The following is a list of some of the more well known fermented or cultured foods.

Miso
Miso is a fermented soy paste made from fermented soybeans and is available in a variety of types such as, Hatcho, Red, Yellow, Mellow White and Sweet White. It is used primarily as a flavouring agent on vegetables and in soup stocks and is believed to be beneficial in supplying some vitamin B-12 for vegetarians.

Miso is made by inoculating trays of rice with a mold called "aspergillus oryzae", and leaving it to mold abundantly; ground soybeans and salt are then mixed in, and the resulting mass is fermented for several days before being ground into a paste that has a consistency of peanut butter.

Pasteurized miso and sweet miso like yellow, mellow white or sweet white will not keep unless refrigerated.

The nutritional value per tablespoon of miso taken from Pennington "Food Values of Portions Commonly Used"

Calories..............36g
Protein............... 2g
Carbohydrates......... 5g
Fat................... 1g
Sodium...............329mg

MSG
MSG or monosodium glutamate, is the sodium salt of the amino acid glutamic acid and a form of glutamate. It is sold as a fine white crystal substance, similar in appearance to salt or sugar. It does not have a distinct taste of its own, it is believed to stimulate glutamate receptors in the tongue to augment meat-like flavors. Asians originally used a seaweed broth to obtain the flavour-enhancing effects of MSG, but today MSG is made by a fermenting process using starch, sugar beets, sugar cane, or molasses.

Although MSG is considered a safe food additive for most of the population, there are a group of people with severe, poorly controlled asthma who are prone to MSG symptom complex and may suffer temporary worsening of asthmatic symptoms after consuming MSG. The dosage that has produced reaction in these people range from 0.5 - 2.5 grams.

Tempeh
Tempeh is a cultured soy food, a highly nutritious alternative to meat, cholesterol free, high in fiber and protein and is a somewhat meatlike substance made from fermented soybeans. It is used grated in dishes like sloppy-joes, and has a rather strong taste compared to Tofu. Tempeh can also be easily cut into convenient shapes like round or square patties, cutlets, ribs, dogs, grated, etc.

Natto
Natto is made from fermented soy beans.

Tofu
Tofu, or Soy Bean Curd, is a whitish substance made from soybeans. It has a variety of uses in vegetarian cooking because of its bland taste that soaks up other flavours. It comes in a couple of varieties, basically amounting to soft and firm style. Soft tofu is often used to make frostings for cakes, dips for chips and vegetables, while the firmer style is generally used in stir-fries and soups where it will hold its shape.

Yogurt
Yogurt, a very well known acidophilus cultured food has been eaten for centuries all over the world. Because of it's acidic nature, it is very beneficial in the absorption of iron and also supports the growth of valuable intestinal bacteria in much the same manner as Kombucha Tea.
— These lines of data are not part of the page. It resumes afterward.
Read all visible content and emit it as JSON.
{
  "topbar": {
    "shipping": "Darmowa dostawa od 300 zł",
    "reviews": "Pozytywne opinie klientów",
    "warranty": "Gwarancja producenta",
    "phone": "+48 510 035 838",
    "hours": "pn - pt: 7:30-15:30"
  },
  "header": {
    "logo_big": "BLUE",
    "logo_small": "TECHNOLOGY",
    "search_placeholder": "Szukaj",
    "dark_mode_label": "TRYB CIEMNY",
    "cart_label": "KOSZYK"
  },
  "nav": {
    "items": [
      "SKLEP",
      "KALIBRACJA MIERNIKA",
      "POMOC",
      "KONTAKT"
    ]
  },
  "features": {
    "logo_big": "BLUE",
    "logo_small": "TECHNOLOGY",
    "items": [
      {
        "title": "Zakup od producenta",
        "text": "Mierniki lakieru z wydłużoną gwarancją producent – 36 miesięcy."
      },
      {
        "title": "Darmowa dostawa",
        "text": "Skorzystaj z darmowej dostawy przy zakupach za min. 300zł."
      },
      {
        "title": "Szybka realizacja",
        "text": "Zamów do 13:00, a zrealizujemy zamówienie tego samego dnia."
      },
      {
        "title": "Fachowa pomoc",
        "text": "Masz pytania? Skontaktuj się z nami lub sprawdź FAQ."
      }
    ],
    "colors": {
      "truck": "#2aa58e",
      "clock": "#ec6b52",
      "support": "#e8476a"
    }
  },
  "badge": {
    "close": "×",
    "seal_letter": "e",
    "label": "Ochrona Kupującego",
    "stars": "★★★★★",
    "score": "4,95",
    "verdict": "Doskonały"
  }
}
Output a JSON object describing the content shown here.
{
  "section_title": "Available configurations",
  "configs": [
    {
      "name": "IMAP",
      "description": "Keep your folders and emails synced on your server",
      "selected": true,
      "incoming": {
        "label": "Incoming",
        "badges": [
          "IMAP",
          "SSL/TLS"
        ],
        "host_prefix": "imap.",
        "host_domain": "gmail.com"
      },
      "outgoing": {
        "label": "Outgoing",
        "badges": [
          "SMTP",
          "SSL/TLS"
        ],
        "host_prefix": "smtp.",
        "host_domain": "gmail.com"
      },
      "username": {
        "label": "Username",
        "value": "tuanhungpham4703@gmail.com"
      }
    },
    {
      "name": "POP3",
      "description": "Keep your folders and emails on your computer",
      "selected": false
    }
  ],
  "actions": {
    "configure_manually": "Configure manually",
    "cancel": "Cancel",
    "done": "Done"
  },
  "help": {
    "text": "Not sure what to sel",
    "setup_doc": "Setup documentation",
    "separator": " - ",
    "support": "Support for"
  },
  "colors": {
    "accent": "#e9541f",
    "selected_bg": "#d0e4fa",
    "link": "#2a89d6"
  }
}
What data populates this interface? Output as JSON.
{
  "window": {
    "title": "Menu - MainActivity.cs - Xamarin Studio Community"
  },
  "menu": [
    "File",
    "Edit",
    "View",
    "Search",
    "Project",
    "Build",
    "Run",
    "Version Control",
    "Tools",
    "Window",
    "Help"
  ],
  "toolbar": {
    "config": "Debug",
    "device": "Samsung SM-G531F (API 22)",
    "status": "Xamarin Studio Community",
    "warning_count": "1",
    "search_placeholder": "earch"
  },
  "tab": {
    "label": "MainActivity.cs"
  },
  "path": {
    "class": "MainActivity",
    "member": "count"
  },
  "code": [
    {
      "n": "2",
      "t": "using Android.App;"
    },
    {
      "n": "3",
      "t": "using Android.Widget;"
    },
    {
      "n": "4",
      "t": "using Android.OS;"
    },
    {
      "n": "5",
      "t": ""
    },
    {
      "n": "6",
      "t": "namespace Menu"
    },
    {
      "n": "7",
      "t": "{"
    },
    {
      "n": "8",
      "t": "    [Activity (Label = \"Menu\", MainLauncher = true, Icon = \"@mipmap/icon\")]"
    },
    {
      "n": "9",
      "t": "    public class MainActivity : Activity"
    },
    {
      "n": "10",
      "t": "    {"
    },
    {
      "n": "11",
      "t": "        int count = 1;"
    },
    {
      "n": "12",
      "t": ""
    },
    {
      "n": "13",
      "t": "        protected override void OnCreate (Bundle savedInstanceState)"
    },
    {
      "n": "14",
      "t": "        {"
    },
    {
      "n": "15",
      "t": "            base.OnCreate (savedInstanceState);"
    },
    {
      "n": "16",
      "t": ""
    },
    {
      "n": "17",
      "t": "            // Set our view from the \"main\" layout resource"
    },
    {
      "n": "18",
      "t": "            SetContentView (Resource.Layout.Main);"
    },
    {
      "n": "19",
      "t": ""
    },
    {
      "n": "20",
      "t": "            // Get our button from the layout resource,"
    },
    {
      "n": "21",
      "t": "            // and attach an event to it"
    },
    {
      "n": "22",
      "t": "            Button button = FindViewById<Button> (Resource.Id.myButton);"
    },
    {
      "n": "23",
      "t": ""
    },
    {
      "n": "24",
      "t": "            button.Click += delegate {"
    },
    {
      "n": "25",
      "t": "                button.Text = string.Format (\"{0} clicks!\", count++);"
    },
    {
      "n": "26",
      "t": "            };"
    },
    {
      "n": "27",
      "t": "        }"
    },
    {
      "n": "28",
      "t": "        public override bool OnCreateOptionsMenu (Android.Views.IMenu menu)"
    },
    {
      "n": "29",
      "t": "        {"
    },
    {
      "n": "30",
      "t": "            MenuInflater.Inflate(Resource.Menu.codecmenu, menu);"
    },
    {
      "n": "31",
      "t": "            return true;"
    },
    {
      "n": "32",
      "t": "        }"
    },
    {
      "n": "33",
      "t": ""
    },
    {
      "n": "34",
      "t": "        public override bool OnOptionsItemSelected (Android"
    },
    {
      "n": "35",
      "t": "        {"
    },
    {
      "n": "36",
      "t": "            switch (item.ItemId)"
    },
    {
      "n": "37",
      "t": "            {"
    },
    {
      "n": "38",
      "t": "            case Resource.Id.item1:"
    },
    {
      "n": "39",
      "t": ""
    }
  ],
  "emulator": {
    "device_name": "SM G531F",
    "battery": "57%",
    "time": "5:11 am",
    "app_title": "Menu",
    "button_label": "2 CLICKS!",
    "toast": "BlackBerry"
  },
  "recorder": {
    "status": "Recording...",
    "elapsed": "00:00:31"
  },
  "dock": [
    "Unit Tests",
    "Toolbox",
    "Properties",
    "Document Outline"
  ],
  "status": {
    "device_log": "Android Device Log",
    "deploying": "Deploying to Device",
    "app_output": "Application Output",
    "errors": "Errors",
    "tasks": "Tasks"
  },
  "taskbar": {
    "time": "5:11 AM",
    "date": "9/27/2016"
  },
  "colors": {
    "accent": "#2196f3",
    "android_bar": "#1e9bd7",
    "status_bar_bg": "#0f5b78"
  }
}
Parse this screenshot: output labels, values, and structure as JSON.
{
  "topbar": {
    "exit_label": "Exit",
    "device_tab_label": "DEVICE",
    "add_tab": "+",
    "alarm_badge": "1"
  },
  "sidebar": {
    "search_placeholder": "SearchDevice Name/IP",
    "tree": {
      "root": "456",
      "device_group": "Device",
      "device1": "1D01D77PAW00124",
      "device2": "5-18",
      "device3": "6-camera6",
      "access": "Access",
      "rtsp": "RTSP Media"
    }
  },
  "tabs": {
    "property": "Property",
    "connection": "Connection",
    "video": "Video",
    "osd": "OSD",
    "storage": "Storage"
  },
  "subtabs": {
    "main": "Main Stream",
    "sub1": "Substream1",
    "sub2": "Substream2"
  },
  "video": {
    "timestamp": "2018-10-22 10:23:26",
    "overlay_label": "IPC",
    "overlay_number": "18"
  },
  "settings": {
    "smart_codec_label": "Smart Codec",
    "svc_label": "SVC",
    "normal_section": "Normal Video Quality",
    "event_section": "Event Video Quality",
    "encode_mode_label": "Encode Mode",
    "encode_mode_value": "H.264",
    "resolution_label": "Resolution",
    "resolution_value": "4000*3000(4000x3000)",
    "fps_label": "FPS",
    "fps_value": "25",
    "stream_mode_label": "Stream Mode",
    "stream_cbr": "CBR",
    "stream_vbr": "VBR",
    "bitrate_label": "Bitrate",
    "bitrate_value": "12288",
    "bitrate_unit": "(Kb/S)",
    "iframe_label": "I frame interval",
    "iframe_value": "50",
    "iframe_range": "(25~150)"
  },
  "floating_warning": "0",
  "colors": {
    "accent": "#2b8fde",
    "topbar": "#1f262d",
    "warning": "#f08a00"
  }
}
According to Adelle Davis in her book "Let's Eat Right To Keep Fit", it can easily and inexpensively be made by blending together 6 cups (1½ litre) of water, 1 - ½ cups (250 - 125 ml) of non-fat instant powdered milk, and a large can of evaporated milk and yogurt culture or 3 tablespoons of commercial yogurt or the last yogurt made. This mixture is then poured into sterilized jars and set into an electric yogurt maker or in a large pan of warm water coming to the brim of the glasses or jars, and kept at 105 - 120 degrees Fahrenheit (= 41° to 49 ° Celsius) for approximately 4 hours, or until it becomes the texture of pudding.